Так продолжалось некоторое время, пока Андрес не заметил, что проводник периодически что-то отсматривает вместе с Опсом. Небольшие голограмм-планшеты вспыхивают перед ними, проводник их жестом снимал со стенки туннеля. «Чтобы это могло быть?» – заинтересовался Андрес. На его телепатический посыл пришёл ответ: «Это элементы оцифрованного сознания Опса в тексте, ищем момент, когда он покатился под гору!» Понаблюдав за манипуляциями проводника, Андрес позволил себе их повторить. Когда справа появился прямоугольник с текстом, он махнул рукой в его сторону, стараясь использовать свой жест как работу с сенсорной панелью. Мысленно он раскрывал панель перед собой, и у него получилось. На расстояние вытянутой руки перед ним возник голографический текст, похожий на скриншот электронного журнала. Андрес стал вчитываться:

«Наибольшую опасность для жителей Земли, полагает эксперт-ученый, представляет искусственный суперинтеллект, не наделенный сознанием. «Когда я говорю о сознании, я просто имею ввиду субъективный опыт: он чувствует себя чем-то вроде меня», – пояснял ученый.
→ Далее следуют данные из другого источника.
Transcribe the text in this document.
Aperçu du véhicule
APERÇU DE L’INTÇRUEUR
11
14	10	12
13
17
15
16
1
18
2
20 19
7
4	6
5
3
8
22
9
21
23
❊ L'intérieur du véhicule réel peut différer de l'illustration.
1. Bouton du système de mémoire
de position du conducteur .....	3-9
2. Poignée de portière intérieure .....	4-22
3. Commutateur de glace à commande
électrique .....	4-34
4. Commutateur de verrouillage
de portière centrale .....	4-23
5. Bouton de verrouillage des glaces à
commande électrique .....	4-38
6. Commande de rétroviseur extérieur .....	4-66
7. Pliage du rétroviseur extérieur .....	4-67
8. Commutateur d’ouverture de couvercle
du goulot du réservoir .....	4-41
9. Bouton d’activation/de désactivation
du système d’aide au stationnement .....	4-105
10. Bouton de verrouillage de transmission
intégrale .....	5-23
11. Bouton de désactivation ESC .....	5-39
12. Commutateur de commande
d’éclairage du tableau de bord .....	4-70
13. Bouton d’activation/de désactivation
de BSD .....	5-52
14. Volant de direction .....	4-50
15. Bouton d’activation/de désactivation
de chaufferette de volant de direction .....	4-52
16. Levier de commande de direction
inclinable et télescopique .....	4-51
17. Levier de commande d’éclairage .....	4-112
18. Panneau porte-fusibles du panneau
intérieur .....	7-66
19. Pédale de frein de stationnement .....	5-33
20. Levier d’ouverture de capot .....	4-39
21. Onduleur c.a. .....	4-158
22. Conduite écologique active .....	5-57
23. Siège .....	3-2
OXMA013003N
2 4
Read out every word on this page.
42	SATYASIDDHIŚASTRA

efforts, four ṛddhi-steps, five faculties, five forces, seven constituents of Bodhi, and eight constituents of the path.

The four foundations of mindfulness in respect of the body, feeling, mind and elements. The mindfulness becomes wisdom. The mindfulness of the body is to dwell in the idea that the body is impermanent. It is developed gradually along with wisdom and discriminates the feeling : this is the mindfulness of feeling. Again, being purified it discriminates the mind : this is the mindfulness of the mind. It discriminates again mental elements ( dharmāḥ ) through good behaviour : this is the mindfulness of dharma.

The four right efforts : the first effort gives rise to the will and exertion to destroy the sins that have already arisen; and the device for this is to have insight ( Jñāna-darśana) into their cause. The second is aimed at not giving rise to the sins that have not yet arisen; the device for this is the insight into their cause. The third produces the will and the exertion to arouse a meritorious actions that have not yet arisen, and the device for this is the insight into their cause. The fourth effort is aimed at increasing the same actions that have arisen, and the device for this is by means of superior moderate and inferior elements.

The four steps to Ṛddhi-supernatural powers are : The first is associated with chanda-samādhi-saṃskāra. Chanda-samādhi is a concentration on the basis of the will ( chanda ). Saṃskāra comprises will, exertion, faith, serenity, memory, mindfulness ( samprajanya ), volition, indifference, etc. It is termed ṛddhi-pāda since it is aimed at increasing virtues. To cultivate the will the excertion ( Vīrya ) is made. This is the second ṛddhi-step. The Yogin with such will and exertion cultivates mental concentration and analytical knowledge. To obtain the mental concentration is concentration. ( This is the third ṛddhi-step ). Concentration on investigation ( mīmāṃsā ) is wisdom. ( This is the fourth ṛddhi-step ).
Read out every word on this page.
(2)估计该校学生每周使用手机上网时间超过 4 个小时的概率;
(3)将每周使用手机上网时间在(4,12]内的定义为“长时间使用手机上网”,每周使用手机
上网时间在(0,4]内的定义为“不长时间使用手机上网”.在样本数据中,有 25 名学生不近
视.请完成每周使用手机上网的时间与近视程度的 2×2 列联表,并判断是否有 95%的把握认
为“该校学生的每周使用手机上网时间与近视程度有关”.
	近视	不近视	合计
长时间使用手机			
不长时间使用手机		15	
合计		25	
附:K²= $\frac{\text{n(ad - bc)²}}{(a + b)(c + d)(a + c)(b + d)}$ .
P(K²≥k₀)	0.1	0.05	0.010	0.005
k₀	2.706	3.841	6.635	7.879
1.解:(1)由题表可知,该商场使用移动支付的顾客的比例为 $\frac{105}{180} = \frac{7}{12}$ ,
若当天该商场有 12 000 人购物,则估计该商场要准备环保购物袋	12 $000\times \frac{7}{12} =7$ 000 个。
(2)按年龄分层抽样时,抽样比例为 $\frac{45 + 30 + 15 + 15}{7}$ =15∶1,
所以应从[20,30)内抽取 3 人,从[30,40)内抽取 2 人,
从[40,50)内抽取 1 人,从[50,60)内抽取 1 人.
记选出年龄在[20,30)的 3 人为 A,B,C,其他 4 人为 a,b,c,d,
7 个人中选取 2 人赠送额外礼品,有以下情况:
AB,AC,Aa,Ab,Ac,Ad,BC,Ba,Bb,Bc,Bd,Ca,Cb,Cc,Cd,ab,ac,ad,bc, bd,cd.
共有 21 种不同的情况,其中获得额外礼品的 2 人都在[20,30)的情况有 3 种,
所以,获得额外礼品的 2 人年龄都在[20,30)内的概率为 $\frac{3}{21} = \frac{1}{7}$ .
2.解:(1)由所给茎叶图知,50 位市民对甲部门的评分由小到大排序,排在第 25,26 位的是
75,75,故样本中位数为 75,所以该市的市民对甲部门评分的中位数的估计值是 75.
По его мнению, исследование искусственного интеллекта зачастую игнорирует проблему сознания, в частности, различие между сознательной и бессознательной системами обработки информации, характерными для живой и неживой природы.

Эксперт полагает, что интеллект и сознание могут быть описаны уравнениями, следовательно, искусственному интеллекту возможно вменить сознание конкретного человека. В дальнейшем сознание машины сможет получить развитие по аналогии с человеческим донором. В этом случае вину за неудачное воплощение замыслов инженеров-соматиков должен разделить человек – донор сознания.

«Если мы воспитываем детей, которые продолжают следовать мечтам, не достигнутым нами, тогда мы можем гордиться ими, даже если нас уже нет. Но если вместо этого мы вырастим нового Адольфа Гитлера, который уничтожит все, что важно для нас, мы не будем в таком восторге», – считает ученый».

«Опс интересовался публикациями о внедрении человеческого сознания в машины? Зачем?! Хотел бессмертия?!» Мысли Андреса разлетались непроизвольно в пространстве, как брызги шампанского у неопытного официанта. За это он получил замечания от проводника: «Фтор! Думай про себя, не оставляй маркеров в эфире!»

«Про себя?!! Это как?!» – изумился Андрес. Ему не ответили. Тем временем, обделённый вниманием скриншот исчез. «Чёрт с ним!» – выругался Андрес и образно слегка прикусил язык, демонстрируя старание «не засорять пространство». В этот момент световые полосы по сторонам остановились, отчего это произошло, Андрес не успел разобраться. Проводник левой рукой проткнул стенку туннеля, прямо под синеватым огоньком прямоугольника с печатными буквами «ИКС».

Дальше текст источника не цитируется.